Confira a coluna desta sexta-feira, 11
Por Débora Magda Peres Moreira*

Vivemos um tempo curioso quando se trata da preservação das tradições. Certas práticas são mantidas com fervor em nome da “cultura”, mesmo quando causam desconforto e até sofrimento. Ao mesmo tempo, manifestações genuínas que promovem o bem-estar coletivo desaparecem sem resistência. O que isso diz sobre nós como sociedade?
A forma seletiva com que valorizamos tradições revela muito sobre nossas prioridades. Aquilo que oferece prazer imediato ou retorno econômico costuma ser mantido, mesmo quando prejudica o próximo, os animais ou o meio ambiente. Por outro lado, tradições que envolvem partilha, paciência e convívio são deixadas de lado por não se ajustarem à lógica do consumo rápido e individualista.
Um exemplo recorrente é o uso de fogos de artifício com estampido. Apesar de seus efeitos adversos serem amplamente conhecidos – crises em crianças autistas, sofrimento de idosos e pessoas sensíveis ao som, pânico e morte de animais, além da poluição sonora – a prática ainda é defendida por muitos como “cultural”. Isso levanta uma questão delicada: preservar a cultura de quem e a que custo?
Ao mesmo tempo, tradições como as festas juninas – outrora celebrações da colheita, da vida simples e do encontro entre vizinhos – foram sendo descaracterizadas. Os trajes singelos deram lugar a fantasias comerciais, a música de raízes foi substituída por ritmos desconectados do espírito original, e o ambiente familiar e comunitário cedeu espaço ao barulho e ao consumo. O que era partilha transformou-se em isolamento. O que era memória afetiva virou espetáculo.

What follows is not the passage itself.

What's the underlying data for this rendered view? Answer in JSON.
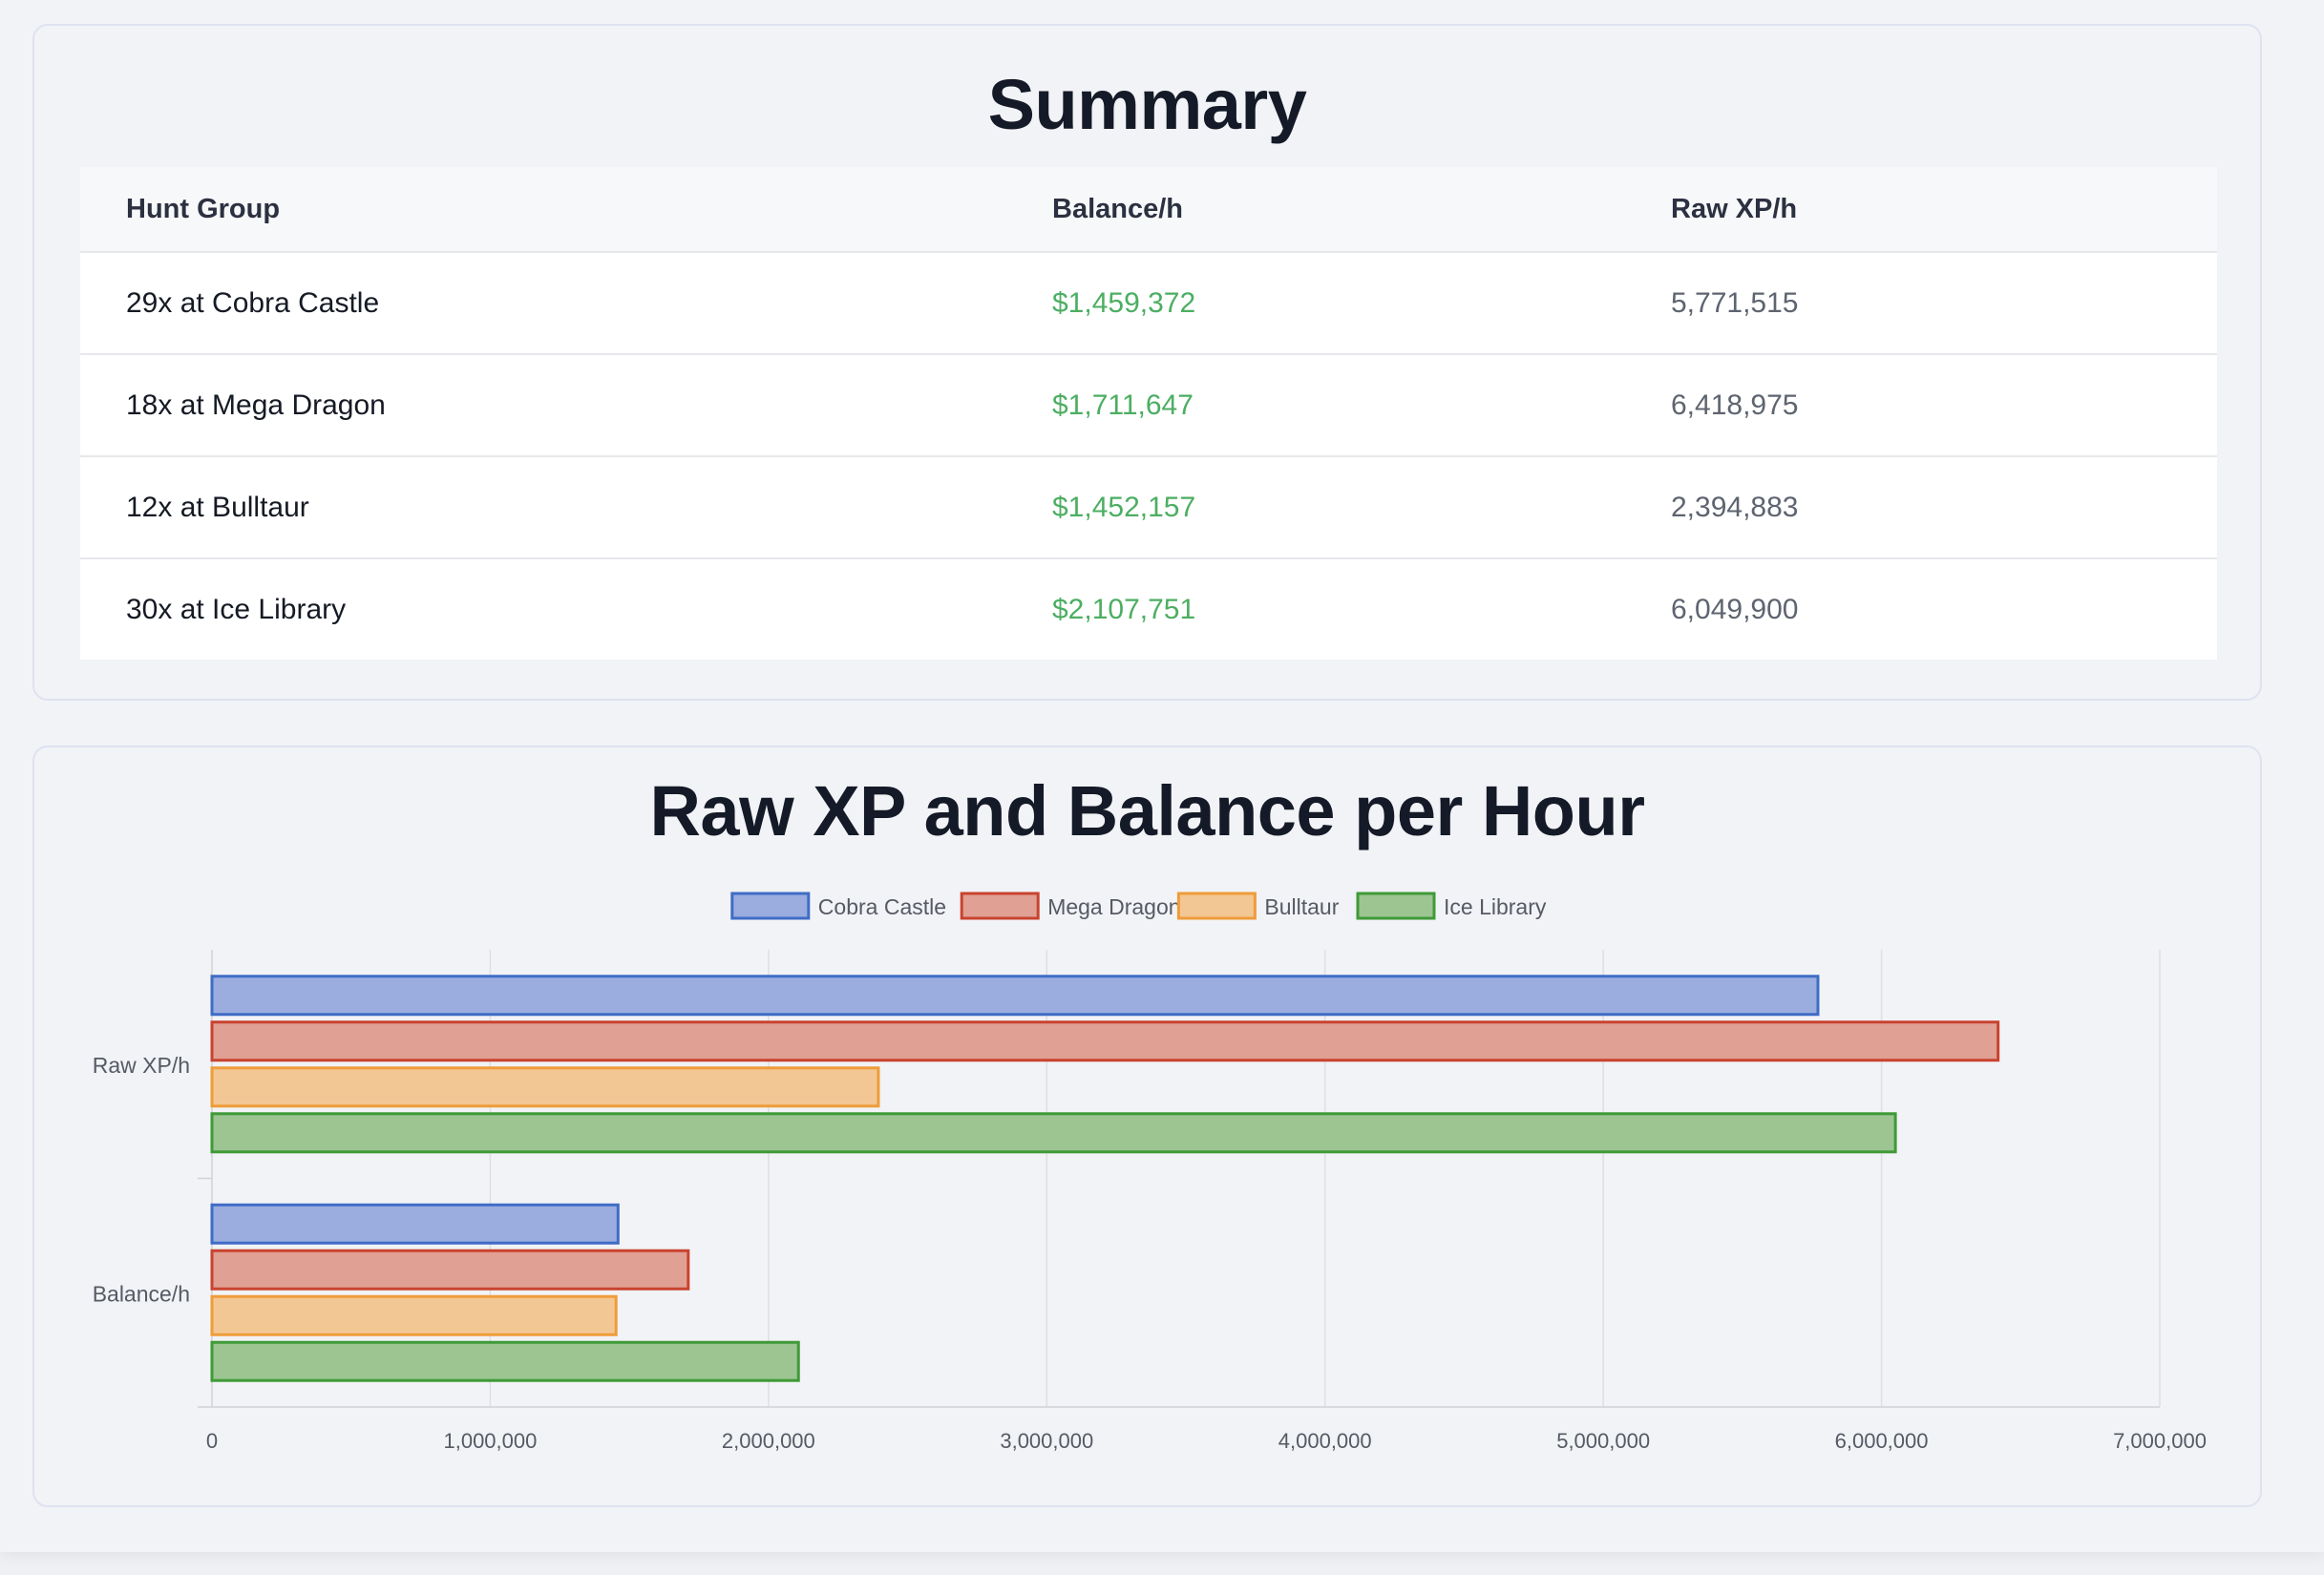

O mais inquietante é o silêncio da sociedade diante dessas perdas. Não são vistas campanhas para resgatar os trajes típicos, as receitas caseiras, a música regional ou os rituais de convivência. Mas quando se propõe limitar práticas com impactos negativos comprovados, surgem protestos em nome da “liberdade” e da “tradição”. Essa contradição merece ser debatida.
Tradições são importantes. Elas constroem identidade, fortalecem laços e transmitem valores. Mas precisam ser constantemente avaliadas à luz dos tempos e das necessidades do coletivo. O que promove acolhimento, empatia e respeito deve ser preservado. O que causa dor, exclusão ou degradação precisa ser revisto.
É hora de refletirmos sobre que tipo de sociedade queremos construir. Uma que prioriza o ego individual ou uma que valoriza o bem-estar de todos? O verdadeiro legado cultural não é o que faz mais barulho, mas o que ressoa mais fundo na alma da comunidade.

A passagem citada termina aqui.